At 1,805 square kilometers, the park can easily keep you in paddleboarding bliss for a week—two if you’ve got the gear for cold-water SUP surfing. There are also inland rivers and lakes, and thousands of kilometers of coastline to explore.
Plan Your Trip To Gros Morne National Park
IF YOU HAVE HALF A DAY:
For a challenging paddle in the national park, hit the shoreline below the Green Point campground. You’ll need booties to negotiate the slippery rocky entry, and a wetsuit if you plan to ride some waves. If you want to surf, take stock of the bigger boulders beforehand at low tide, and bail before you reach the impact zone. Or hit the sandy beach further north at Cow Head instead.
IF YOU HAVE A DAY:
Norris Point, a small town perched on the promontory where the two arms of Bonne Bay meet, is home to Gros Morne Adventures. The beach behind the outfitter’s cozy office and café offers access to the water, and proprietors Kristen and Robbie Hickey can help you map out a route, which could include a stop for lunch across the fjord in Woody Point.The Hickeys plan to add SUPs to their rental fleet of kayaks for the 2019 season.
IF YOU HAVE A WEEKEND:
The Humber River flows past the back lawn of the Marble Inn Resort in Steady Brook. With due diligence on water levels, currents, rapids and other obstacles, an upstream overnighter in the deep green river valley is magical. Stop in at the resort first for a chat with owner Joe Dicks, who runs Explorenewfoundland.com and is a veteran kayak guide. Ask for info about any spot on the island. If he hasn’t paddled there himself, he probably knows somebody who has.
IF YOU HAVE A WEEK:
The problem with talking to Joe Dicks about paddle- boarding destinations is you’ll want to visit every place he mentions. Barasway Bay, just west of the town of Burgeo on the south coast, is about three hours from Steady Brook, which qualifies as a short drive in Newfoundland. Here, you can paddle and camp among abandoned outport villages in sheltered waters and, if you’re lucky, spot a local trifecta: an eagle, seal and caribou in a single glance.
Other Things To Note:
July and August are your best bets for sun and warmth, but with neoprene and fortitude, you’re good from May until at least November.
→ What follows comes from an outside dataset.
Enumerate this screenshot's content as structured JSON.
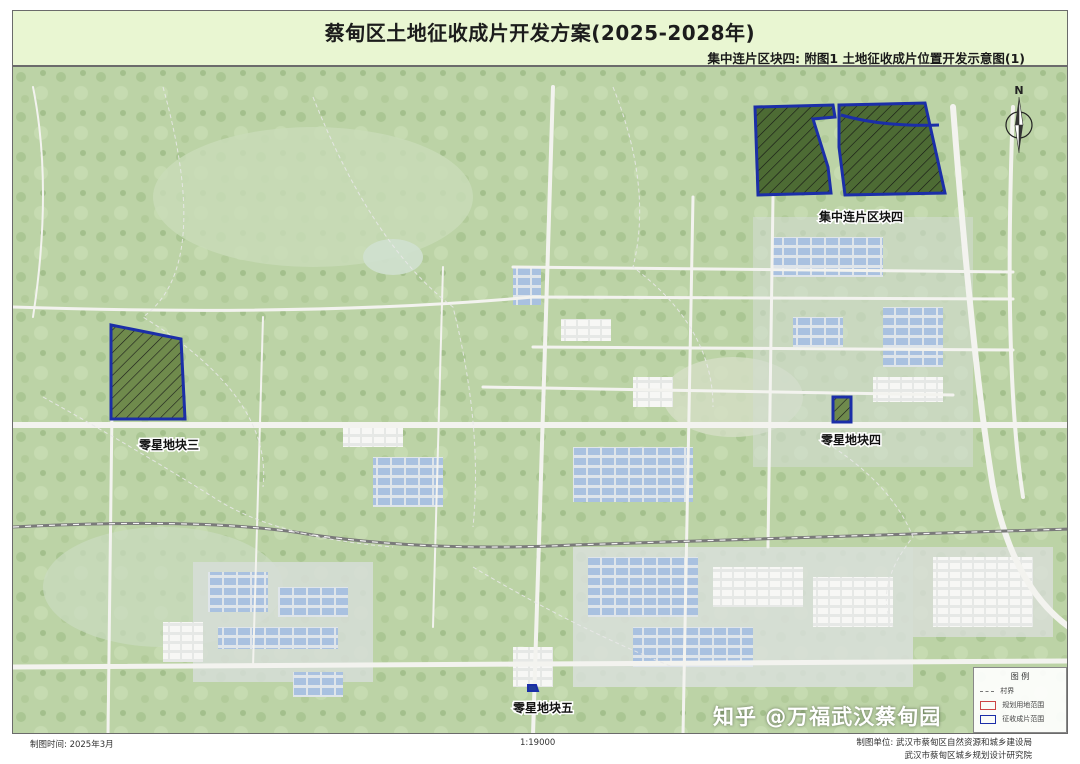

Parks Canada’s oTENTiks—half tent, half rustic cabin—at Green Point are worth the splurge for a heavenly home after a day on the water.
Western Brook Pond, a freshwater fjord hemmed in by sheer 600-meter cliffs, is a three-kilometer walk from the highway. Unfortunately, paddling is discouraged here.
Icebergs are common early in the season, and whale watching heats up by mid-summer. Hike to the 806-meter summit of Gros Morne Mountain.
Parks Canada doesn’t offer SUP-specific info for Gros Morne, but their kayak page will give you all the basics, www.pc.gc.ca.